US Forest Service "If You Fly, We Can't" poster
US Forest Service poster

“We want to know who was flying drones, and we want them punished. Someone knows who they are, and there is $75,000 waiting for them.”

Drone operators have been asked repeatedly not to fly their aircraft during wildfires. But at crucial moments in each of the wildfires that have broken out in San Bernardino County so far this year, fire-fighting air tankers had to be diverted away from their targets because of the presence of small airborne hobby drones.

The Board of Supervisors decided asking is no longer enough and this week created a $75,000 reward fund for the arrest and conviction of anyone who flew any remote control-operated aircraft and interfered with fire-fighting aircraft during the recent Lake, Mill 2, and North fires. [Note the North Fire was in 2015.]
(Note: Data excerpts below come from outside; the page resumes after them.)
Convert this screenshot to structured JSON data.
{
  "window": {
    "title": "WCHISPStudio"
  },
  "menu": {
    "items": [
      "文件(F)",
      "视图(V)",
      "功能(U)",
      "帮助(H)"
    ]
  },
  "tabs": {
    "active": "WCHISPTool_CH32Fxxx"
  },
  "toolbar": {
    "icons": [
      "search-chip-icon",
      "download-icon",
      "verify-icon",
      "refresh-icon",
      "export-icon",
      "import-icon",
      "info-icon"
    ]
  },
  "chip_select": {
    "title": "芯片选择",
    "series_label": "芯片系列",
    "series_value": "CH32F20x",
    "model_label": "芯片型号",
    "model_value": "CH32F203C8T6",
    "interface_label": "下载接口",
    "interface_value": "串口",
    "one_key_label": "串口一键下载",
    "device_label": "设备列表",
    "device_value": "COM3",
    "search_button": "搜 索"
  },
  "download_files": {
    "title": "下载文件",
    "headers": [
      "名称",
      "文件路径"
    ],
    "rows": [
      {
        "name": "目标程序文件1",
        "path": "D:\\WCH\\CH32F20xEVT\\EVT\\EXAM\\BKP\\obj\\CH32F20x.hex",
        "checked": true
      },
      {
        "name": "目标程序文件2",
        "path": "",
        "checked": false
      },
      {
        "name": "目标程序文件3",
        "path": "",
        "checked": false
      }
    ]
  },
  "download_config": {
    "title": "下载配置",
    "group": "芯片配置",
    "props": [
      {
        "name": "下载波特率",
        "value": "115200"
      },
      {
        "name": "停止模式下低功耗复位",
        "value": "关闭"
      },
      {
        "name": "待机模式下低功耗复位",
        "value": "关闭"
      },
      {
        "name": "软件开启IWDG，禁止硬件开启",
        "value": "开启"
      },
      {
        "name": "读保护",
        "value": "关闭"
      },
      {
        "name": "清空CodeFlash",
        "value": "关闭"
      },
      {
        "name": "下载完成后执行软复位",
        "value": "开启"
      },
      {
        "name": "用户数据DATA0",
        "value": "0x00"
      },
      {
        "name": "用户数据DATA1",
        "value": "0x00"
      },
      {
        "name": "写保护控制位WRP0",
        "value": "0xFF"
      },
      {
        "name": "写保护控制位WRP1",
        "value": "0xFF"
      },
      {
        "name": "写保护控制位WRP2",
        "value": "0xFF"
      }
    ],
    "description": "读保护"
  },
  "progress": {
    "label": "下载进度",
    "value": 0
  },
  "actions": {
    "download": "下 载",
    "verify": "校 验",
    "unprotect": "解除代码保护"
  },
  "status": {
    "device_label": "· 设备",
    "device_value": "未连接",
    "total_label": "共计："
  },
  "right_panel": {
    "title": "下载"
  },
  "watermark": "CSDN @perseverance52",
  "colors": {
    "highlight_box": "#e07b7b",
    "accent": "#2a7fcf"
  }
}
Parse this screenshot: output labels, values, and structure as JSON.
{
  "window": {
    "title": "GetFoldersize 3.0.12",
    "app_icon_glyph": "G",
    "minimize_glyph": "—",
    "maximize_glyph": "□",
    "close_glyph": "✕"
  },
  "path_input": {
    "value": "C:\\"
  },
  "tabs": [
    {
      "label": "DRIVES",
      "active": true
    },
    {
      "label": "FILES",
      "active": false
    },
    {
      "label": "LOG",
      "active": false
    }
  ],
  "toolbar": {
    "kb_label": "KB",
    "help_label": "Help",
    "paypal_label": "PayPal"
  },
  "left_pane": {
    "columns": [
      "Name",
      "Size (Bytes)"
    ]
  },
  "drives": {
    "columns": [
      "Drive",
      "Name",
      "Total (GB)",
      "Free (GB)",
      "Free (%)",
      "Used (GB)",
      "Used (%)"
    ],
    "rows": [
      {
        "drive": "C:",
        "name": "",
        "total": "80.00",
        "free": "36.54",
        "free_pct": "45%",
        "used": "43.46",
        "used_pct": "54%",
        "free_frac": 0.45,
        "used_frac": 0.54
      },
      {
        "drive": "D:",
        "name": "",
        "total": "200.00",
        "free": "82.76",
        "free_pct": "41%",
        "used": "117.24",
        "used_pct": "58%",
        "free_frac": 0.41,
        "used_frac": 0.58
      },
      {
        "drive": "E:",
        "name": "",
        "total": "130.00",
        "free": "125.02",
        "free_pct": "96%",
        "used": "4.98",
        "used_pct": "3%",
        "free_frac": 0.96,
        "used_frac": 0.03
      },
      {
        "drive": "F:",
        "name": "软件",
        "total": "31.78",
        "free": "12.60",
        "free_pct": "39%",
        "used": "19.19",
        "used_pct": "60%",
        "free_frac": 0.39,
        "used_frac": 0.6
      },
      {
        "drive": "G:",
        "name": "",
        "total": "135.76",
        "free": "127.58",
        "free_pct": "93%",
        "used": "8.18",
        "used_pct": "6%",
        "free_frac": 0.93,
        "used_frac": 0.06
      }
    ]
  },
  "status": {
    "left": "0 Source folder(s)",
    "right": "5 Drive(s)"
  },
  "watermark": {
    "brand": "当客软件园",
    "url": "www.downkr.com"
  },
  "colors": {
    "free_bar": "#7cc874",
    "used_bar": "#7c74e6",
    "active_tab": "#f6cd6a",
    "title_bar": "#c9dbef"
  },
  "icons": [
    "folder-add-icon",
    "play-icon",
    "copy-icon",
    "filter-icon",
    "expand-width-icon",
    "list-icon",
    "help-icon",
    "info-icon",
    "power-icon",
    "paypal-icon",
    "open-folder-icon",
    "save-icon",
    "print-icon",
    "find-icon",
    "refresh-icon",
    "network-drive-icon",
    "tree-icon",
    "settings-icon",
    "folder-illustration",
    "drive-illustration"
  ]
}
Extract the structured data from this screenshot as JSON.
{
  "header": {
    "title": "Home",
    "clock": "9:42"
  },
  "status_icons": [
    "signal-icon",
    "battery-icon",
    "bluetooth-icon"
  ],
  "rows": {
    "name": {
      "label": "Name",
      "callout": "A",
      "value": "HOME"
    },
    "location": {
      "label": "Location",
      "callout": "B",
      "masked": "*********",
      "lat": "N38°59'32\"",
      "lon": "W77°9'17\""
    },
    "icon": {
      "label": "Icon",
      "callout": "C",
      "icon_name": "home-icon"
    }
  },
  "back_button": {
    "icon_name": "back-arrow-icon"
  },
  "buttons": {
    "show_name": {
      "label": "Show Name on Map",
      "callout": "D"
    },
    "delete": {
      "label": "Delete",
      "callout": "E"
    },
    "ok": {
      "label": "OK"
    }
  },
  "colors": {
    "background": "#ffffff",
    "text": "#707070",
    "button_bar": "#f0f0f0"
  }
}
“In the most recent fire, the North Fire, we saw cars and trucks burning on the freeway, we saw homes burn, and we saw families running for their lives,” said Board of Supervisors Chairman James Ramos. “We want to know who was flying drones, and we want them punished. Someone knows who they are, and there is $75,000 waiting for them.”

Sheriff John McMahon said his department will actively pursue drone operators in addition to its other vital duties during wildfires. And District Attorney Mike Ramos warned drone operators that they could and would be prosecuted for murder if their drones led to the death of a fire-fighting flight crew or anyone on the ground. Those with information on anyone who flew drones during those fires are urged to call WeTip at 1-800-78-CRIME. Callers can remain anonymous.

sUAS news is not the only site reporting this story. Digital Trends writes that

The nation’s logistical and support center for wildland firefighting is wondering what part of “keep your drones away from wildfires” people don’t understand.

An increasingly exasperated National Interagency Fire Center (NIFC) said Thursday that air operations aimed at tackling wildfires have been suspended four times this year after quadcopters were spotted flying nearby. In all, drones have been seen flying over 12 wildfires on the West Coast in the last six months, the NIFC confirmed.

I continue to report these stories because I believe that drones interfering with fire fighters is the tipping point issue that will turn the public against the industry. At the very least it will contribute to the growth of the dreaded “patchwork” of state and local legislation.
These guys have once again stirred up the San Bernadino hornet’s nest. Hopefully they will be caught soon and go down hard. The news media would do us all a favor if they make sure that they find time to cover the story loud and long when it happens.
If you want some context, I highly recommend Ravaged Woodlands in The Economist which looks at the effect of drought and global warming.


The scale of the tree loss is staggering. Last year over 10m of America’s 766m acres of forest were consumed by wildfires, sparked by lawn mowers, campers or lightning (see chart). This was the biggest area burned since 1960, when records began, despite a firefighting effort that involved over 30,000 people and cost the federal government over $2 billion.